En toen zij er 's morgens vroeg voorbijgingen, zagen zij dat de vijgenboom verdord was, van de wortels af.
En Petrus, die het zich herinnerde, zei tegen Hem: Rabbi, kijk, de vijgenboom die U vervloekt hebt, is verdord.
En Jezus antwoordde en zei tegen hen: Heb geloof in God.
Want, voorwaar, Ik zeg u: wie tegen deze berg zal zeggen: Word opgeheven en in de zee geworpen, en niet zal twijfelen in zijn hart, maar zal geloven dat wat hij zegt, gebeuren zal, het zal hem gebeuren wat hij zegt.
Daarom zeg Ik u: alles wat u biddend begeert, geloof dat u het ontvangen zult, en het zal u ten deel vallen.
En wanneer u staat te bidden, vergeef als u tegen iemand iets hebt, opdat ook uw Vader, Die in de hemelen is, u uw overtredingen vergeeft.
Maar als u niet vergeeft, zal uw Vader, Die in de hemelen is, ook uw misdaden niet vergeven.
En zij kwamen weer in Jeruzalem.
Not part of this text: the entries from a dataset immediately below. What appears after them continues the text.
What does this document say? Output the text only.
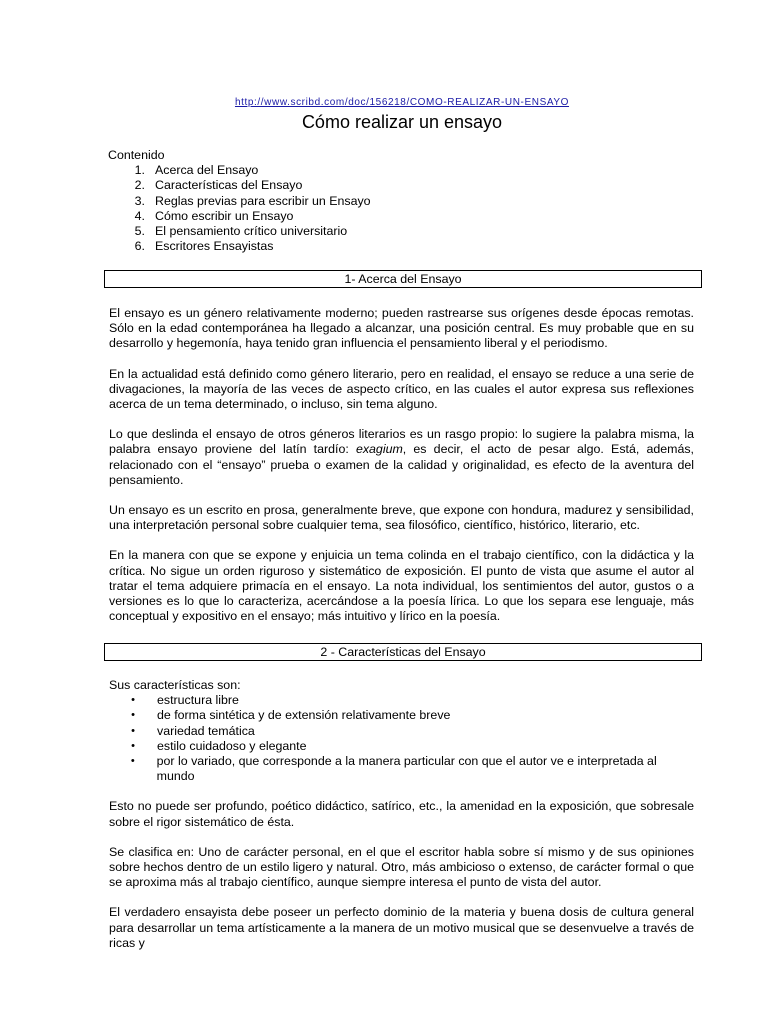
http://www.scribd.com/doc/156218/COMO-REALIZAR-UN-ENSAYO
Cómo realizar un ensayo
Contenido
1. Acerca del Ensayo
2. Características del Ensayo
3. Reglas previas para escribir un Ensayo
4. Cómo escribir un Ensayo
5. El pensamiento crítico universitario
6. Escritores Ensayistas
1- Acerca del Ensayo

El ensayo es un género relativamente moderno; pueden rastrearse sus orígenes desde épocas remotas. Sólo en la edad contemporánea ha llegado a alcanzar, una posición central. Es muy probable que en su desarrollo y hegemonía, haya tenido gran influencia el pensamiento liberal y el periodismo.

En la actualidad está definido como género literario, pero en realidad, el ensayo se reduce a una serie de divagaciones, la mayoría de las veces de aspecto crítico, en las cuales el autor expresa sus reflexiones acerca de un tema determinado, o incluso, sin tema alguno.

Lo que deslinda el ensayo de otros géneros literarios es un rasgo propio: lo sugiere la palabra misma, la palabra ensayo proviene del latín tardío: exagium, es decir, el acto de pesar algo. Está, además, relacionado con el “ensayo” prueba o examen de la calidad y originalidad, es efecto de la aventura del pensamiento.

Un ensayo es un escrito en prosa, generalmente breve, que expone con hondura, madurez y sensibilidad, una interpretación personal sobre cualquier tema, sea filosófico, científico, histórico, literario, etc.

En la manera con que se expone y enjuicia un tema colinda en el trabajo científico, con la didáctica y la crítica. No sigue un orden riguroso y sistemático de exposición. El punto de vista que asume el autor al tratar el tema adquiere primacía en el ensayo. La nota individual, los sentimientos del autor, gustos o a versiones es lo que lo caracteriza, acercándose a la poesía lírica. Lo que los separa ese lenguaje, más conceptual y expositivo en el ensayo; más intuitivo y lírico en la poesía.

2 - Características del Ensayo

Sus características son:

•	estructura libre
•	de forma sintética y de extensión relativamente breve
•	variedad temática
•	estilo cuidadoso y elegante
•	por lo variado, que corresponde a la manera particular con que el autor ve e interpretada al mundo

Esto no puede ser profundo, poético didáctico, satírico, etc., la amenidad en la exposición, que sobresale sobre el rigor sistemático de ésta.

Se clasifica en: Uno de carácter personal, en el que el escritor habla sobre sí mismo y de sus opiniones sobre hechos dentro de un estilo ligero y natural. Otro, más ambicioso o extenso, de carácter formal o que se aproxima más al trabajo científico, aunque siempre interesa el punto de vista del autor.

El verdadero ensayista debe poseer un perfecto dominio de la materia y buena dosis de cultura general para desarrollar un tema artísticamente a la manera de un motivo musical que se desenvuelve a través de ricas y
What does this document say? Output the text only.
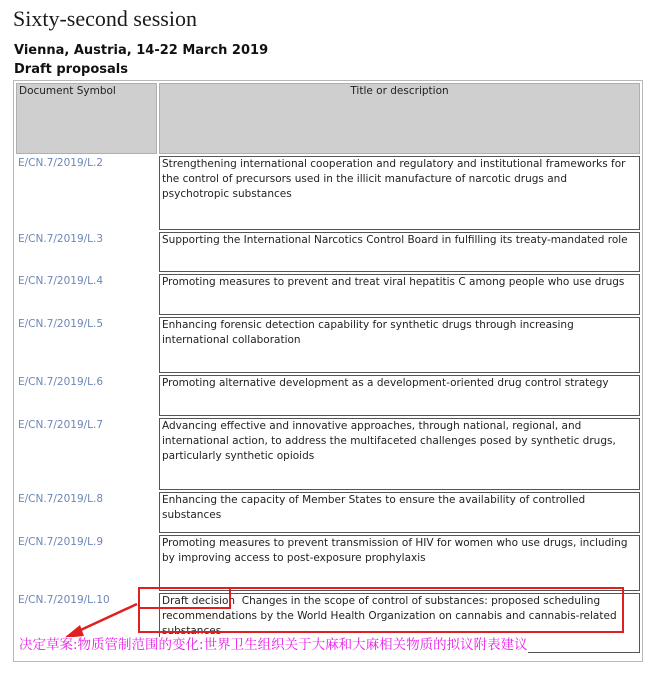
Sixty-second session
Vienna, Austria, 14-22 March 2019
Draft proposals
Document Symbol	Title or description
E/CN.7/2019/L.2	Strengthening international cooperation and regulatory and institutional frameworks for the control of precursors used in the illicit manufacture of narcotic drugs and psychotropic substances
E/CN.7/2019/L.3	Supporting the International Narcotics Control Board in fulfilling its treaty-mandated role
E/CN.7/2019/L.4	Promoting measures to prevent and treat viral hepatitis C among people who use drugs
E/CN.7/2019/L.5	Enhancing forensic detection capability for synthetic drugs through increasing international collaboration
E/CN.7/2019/L.6	Promoting alternative development as a development-oriented drug control strategy
E/CN.7/2019/L.7	Advancing effective and innovative approaches, through national, regional, and international action, to address the multifaceted challenges posed by synthetic drugs, particularly synthetic opioids
E/CN.7/2019/L.8	Enhancing the capacity of Member States to ensure the availability of controlled substances
E/CN.7/2019/L.9	Promoting measures to prevent transmission of HIV for women who use drugs, including by improving access to post-exposure prophylaxis
E/CN.7/2019/L.10	Draft decision Changes in the scope of control of substances: proposed scheduling recommendations by the World Health Organization on cannabis and cannabis-related substances
决定草案:物质管制范围的变化:世界卫生组织关于大麻和大麻相关物质的拟议附表建议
En toen Hij in de tempel rondliep, kwamen de overpriesters en de schriftgeleerden en de oudsten naar Hem toe
en zeiden tegen Hem: Met welke bevoegdheid doet U deze dingen? En wie heeft U deze bevoegdheid gegeven om deze dingen te doen?
Maar Jezus antwoordde en zei tegen hen: Ik zal u ook één vraag stellen; antwoord Mij ook, en dan zal Ik u zeggen met welke bevoegdheid Ik deze dingen doe:
De doop van Johannes, was die uit de hemel of uit de mensen? Antwoord Mij.
En zij overlegden met elkaar en zeiden: Als wij zeggen: Uit de hemel, dan zal Hij zeggen: Waarom hebt u hem dan niet geloofd?
Maar als wij zeggen: Uit de mensen, dan hebben wij bevreesd te zijn voor het volk; want allen hielden het ervoor dat Johannes werkelijk een profeet was.
En zij antwoordden en zeiden tegen Jezus: Wij weten het niet. En Jezus antwoordde hun: Dan zeg Ik u ook niet met welke bevoegdheid Ik deze dingen doe.